Niegal shouted commands between parries.
Elena summoned storms with her voice alone.
They moved like storm and ocean- unrelenting. Mythic. In sync.
They had promised once, quietly, with their precious daughter in their arms, "Together. Always."
And so it is.
The battle raged through sunrise, through the blood-wet afternoon, into the bones of night.
The rebels did not stop.
They could not stop.
There was too much to avenge.
Too many burned towns. Too many executed innocents. Too many children torn from arms, too many names forgotten under marble tombs built on lies.
The skies opened, and the rain became a flood.
Torrential downpour drenched the city, rivers pouring from rooftops and gutters. Thunder cracked again and again, as if Guabancex herself was calling out the count.
Elena's hair clung to her skin. Mana licked up her arms.

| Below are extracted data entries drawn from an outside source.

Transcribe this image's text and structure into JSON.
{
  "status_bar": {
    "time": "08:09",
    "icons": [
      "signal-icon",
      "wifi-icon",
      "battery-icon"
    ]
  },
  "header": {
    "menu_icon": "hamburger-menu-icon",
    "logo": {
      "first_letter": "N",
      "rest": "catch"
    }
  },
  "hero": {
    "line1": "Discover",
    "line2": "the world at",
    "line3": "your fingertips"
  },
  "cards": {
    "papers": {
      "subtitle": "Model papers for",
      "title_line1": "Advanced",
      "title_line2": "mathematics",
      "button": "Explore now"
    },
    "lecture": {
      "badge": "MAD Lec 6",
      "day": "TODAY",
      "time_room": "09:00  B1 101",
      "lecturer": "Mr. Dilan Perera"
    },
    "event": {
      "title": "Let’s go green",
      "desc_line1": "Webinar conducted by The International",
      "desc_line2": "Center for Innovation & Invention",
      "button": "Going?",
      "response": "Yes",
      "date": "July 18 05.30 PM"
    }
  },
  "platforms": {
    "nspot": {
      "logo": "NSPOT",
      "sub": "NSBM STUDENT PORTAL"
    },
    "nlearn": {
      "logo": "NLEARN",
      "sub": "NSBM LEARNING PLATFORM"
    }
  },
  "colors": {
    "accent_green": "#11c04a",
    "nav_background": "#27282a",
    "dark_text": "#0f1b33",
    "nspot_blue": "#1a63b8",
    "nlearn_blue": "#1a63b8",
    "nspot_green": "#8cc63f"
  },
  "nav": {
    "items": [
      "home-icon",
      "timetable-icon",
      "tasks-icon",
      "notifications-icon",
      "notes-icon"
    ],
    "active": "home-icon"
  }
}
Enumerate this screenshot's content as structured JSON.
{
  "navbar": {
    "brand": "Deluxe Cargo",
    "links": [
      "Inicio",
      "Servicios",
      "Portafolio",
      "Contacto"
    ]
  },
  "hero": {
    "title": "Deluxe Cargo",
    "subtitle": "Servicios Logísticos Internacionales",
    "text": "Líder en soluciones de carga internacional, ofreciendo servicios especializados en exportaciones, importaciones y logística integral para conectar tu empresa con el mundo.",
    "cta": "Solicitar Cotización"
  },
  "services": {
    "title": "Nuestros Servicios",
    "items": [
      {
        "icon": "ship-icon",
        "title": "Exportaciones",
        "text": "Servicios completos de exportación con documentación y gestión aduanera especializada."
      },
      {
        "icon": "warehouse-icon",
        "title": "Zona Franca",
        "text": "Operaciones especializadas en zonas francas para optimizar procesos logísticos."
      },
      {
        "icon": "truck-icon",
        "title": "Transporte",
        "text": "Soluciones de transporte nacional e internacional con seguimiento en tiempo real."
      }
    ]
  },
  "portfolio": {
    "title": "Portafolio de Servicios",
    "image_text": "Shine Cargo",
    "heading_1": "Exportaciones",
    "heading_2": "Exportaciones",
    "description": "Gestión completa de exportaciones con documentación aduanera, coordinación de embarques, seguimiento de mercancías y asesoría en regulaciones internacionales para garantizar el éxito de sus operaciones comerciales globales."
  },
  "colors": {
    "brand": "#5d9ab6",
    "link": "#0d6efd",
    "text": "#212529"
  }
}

Niegal's armor steamed from heat and rain.
And still they fought.
By the time it ended, only two remained of the Church's sacred leadership.
The last high priest and priestess—once proud, once divine—now trembled in white robes soaked through, faces streaked with soot and blood.
The rebels stood in a loose semicircle around them, weapons lowered but not sheathed.
Niegal stood to Elena's right.
His jaw was tight. His eyes silver with fury.
But it was Elena they turned to.
Her face was unreadable.
Rain dripped from her chin.
The Blade of Boinayel still shimmered in her hand.
And when she spoke, it was not her voice alone:
"100 lashings each."
Gasps rippled through the crowd.
The priestess collapsed to her knees, her lips trembling. "You wouldn't… you're one of us. You're the descendant of the Saintess Yidali."
Elena stepped forward, kneeling before them, eye level.
Her gaze cut like obsidian.
"I am not your saintess," she said softly.
"I am her storm."
They were chained by their wrists—arms above their heads, suspended from the charred remains of the cathedral's altar scaffolding. Their feet just barely grazed the blood-soaked stones.
The rebels formed no cheering mob.
They watched in silence.
Justice does not scream.
It strikes.
Niegal stood behind Elena now, one arm wrapped protectively around her, his other hand gripping her wrist as if to keep her from bearing the full weight of it.
She placed one hand over her stomach.
The other stayed on her hilt.
And then—
WHIP.
The sound cracked like lightning across the square.
CRACK.
CRACK.
CRACK.
Each strike mirrored one they had ordered in sanctified halls.
Each cry an echo of the hundreds silenced beneath their sermons.
Each lash a prayer sent skyward, demanding no more saints. Only truth.
Elena did not flinch.
But her tears mingled with the rain.
By the time the lashes were done, and the priests hung limp and weeping in their chains, Guabancex sent one final thunderclap across the city.
The storm began to break.
The rain slowed. The wind softened. A sliver of moonlight pierced the clouds.
Niegal kissed Elena's temple, whispering something too quiet for any ears but hers.
"My tempest, we've done it."
She closed her eyes. Just for a breath.
Then opened them.
The people erupted into movement, not celebration, but sacred motion. Fires were put out. The wounded were lifted. Songs began to rise; low, ancient, wordless.
And Elena stood there, not weeping, not smiling.
Just present.
Finally, it was done.
The Church of Saintess Yidali had fallen.
And from its ruins rose something older, truer, wild and luminous.
A new era.
One built not by holy decree, but by hands. Scarred, strong, and unbroken.